In conclusion, the present study demonstrates that bombesin/GRP antagonists reduce the expression of mRNA and protein levels of the most significant proangiogenic factors in breast cancer. These angiogenic and growth-promoting substances closely interact with each other. The tumour-inhibitory effect of bombesin/GRP antagonists appears to involve complex mechanisms. In this regard, we recently reported that RC-3095 and RC-3940-II can inhibit the growth of MDA-MB-435 cancer by downregulating mainly ErbB-2/HER-2, as well as by decreasing the expression of c-jun and c-fos oncogenes (Bajo et al, 2002).
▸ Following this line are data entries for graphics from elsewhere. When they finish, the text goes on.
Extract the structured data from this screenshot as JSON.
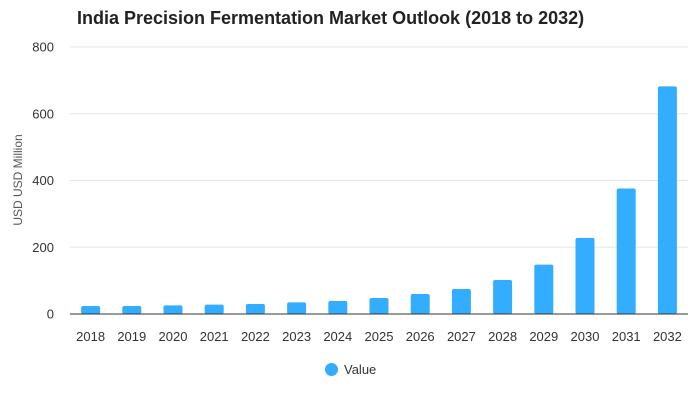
{
  "chart_data": {
    "type": "bar",
    "title": "India Precision Fermentation Market Outlook (2018 to 2032)",
    "xlabel": "",
    "ylabel": "USD USD Million",
    "categories": [
      "2018",
      "2019",
      "2020",
      "2021",
      "2022",
      "2023",
      "2024",
      "2025",
      "2026",
      "2027",
      "2028",
      "2029",
      "2030",
      "2031",
      "2032"
    ],
    "series": [
      {
        "name": "Value",
        "values": [
          24,
          24,
          26,
          28,
          30,
          35,
          39,
          48,
          60,
          75,
          102,
          148,
          228,
          376,
          682
        ]
      }
    ],
    "ylim": [
      0,
      800
    ],
    "yticks": [
      0,
      200,
      400,
      600,
      800
    ],
    "grid": true,
    "legend_position": "bottom",
    "colors": {
      "bar": "#33adff",
      "grid": "#e6e6e6",
      "axis": "#333333"
    }
  }
}
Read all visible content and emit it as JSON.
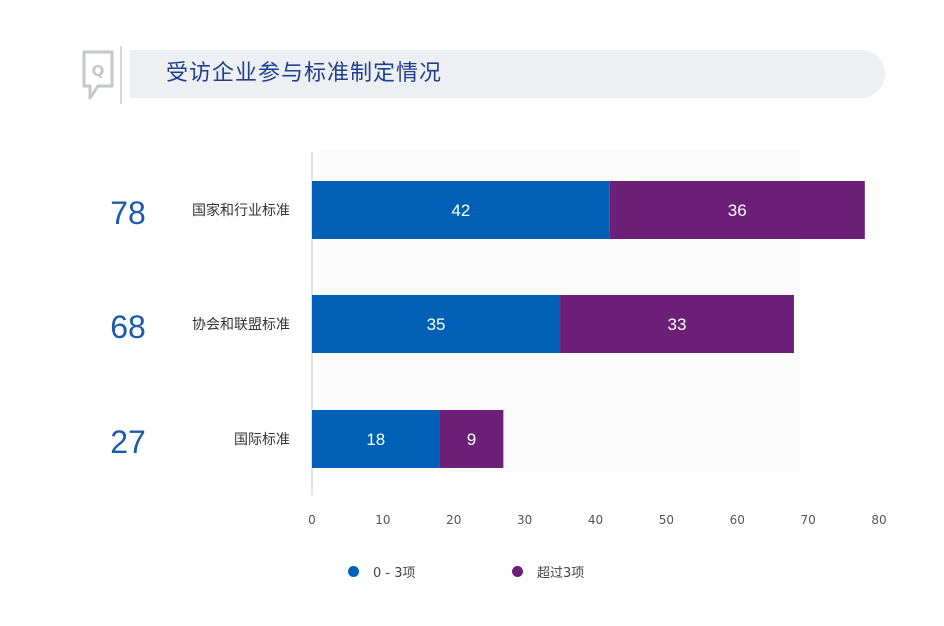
{
  "header": {
    "title": "受访企业参与标准制定情况",
    "icon": "q-speech-bubble-icon"
  },
  "legend": [
    {
      "label": "0 - 3项",
      "color": "#0060b5"
    },
    {
      "label": "超过3项",
      "color": "#6b1f76"
    }
  ],
  "chart_data": {
    "type": "bar",
    "orientation": "horizontal",
    "stacked": true,
    "title": "受访企业参与标准制定情况",
    "categories": [
      "国家和行业标准",
      "协会和联盟标准",
      "国际标准"
    ],
    "totals": [
      78,
      68,
      27
    ],
    "series": [
      {
        "name": "0 - 3项",
        "values": [
          42,
          35,
          18
        ],
        "color": "#0060b5"
      },
      {
        "name": "超过3项",
        "values": [
          36,
          33,
          9
        ],
        "color": "#6b1f76"
      }
    ],
    "xlim": [
      0,
      80
    ],
    "xticks": [
      0,
      10,
      20,
      30,
      40,
      50,
      60,
      70,
      80
    ],
    "total_color": "#1a5bab",
    "legend_position": "bottom"
  }
}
Therefore, the mechanism responsible for the action of these antagonists on angiogenesis could be mediated by a downregulation of ErbB-2/HER-2, which would affect the pathways described above, and finally facilitate a decrease in the expression of the growth factors and MMPs as well as the vascular content. Future studies will be aimed at the clarification of the signalling pathways related to the antitumour effect of RC-3095 and RC-3940-II in HER-2-positive breast carcinomas. Our findings confirm the merit of continued investigations of bombesin/GRP antagonists for the development of another approach to the management of breast cancer.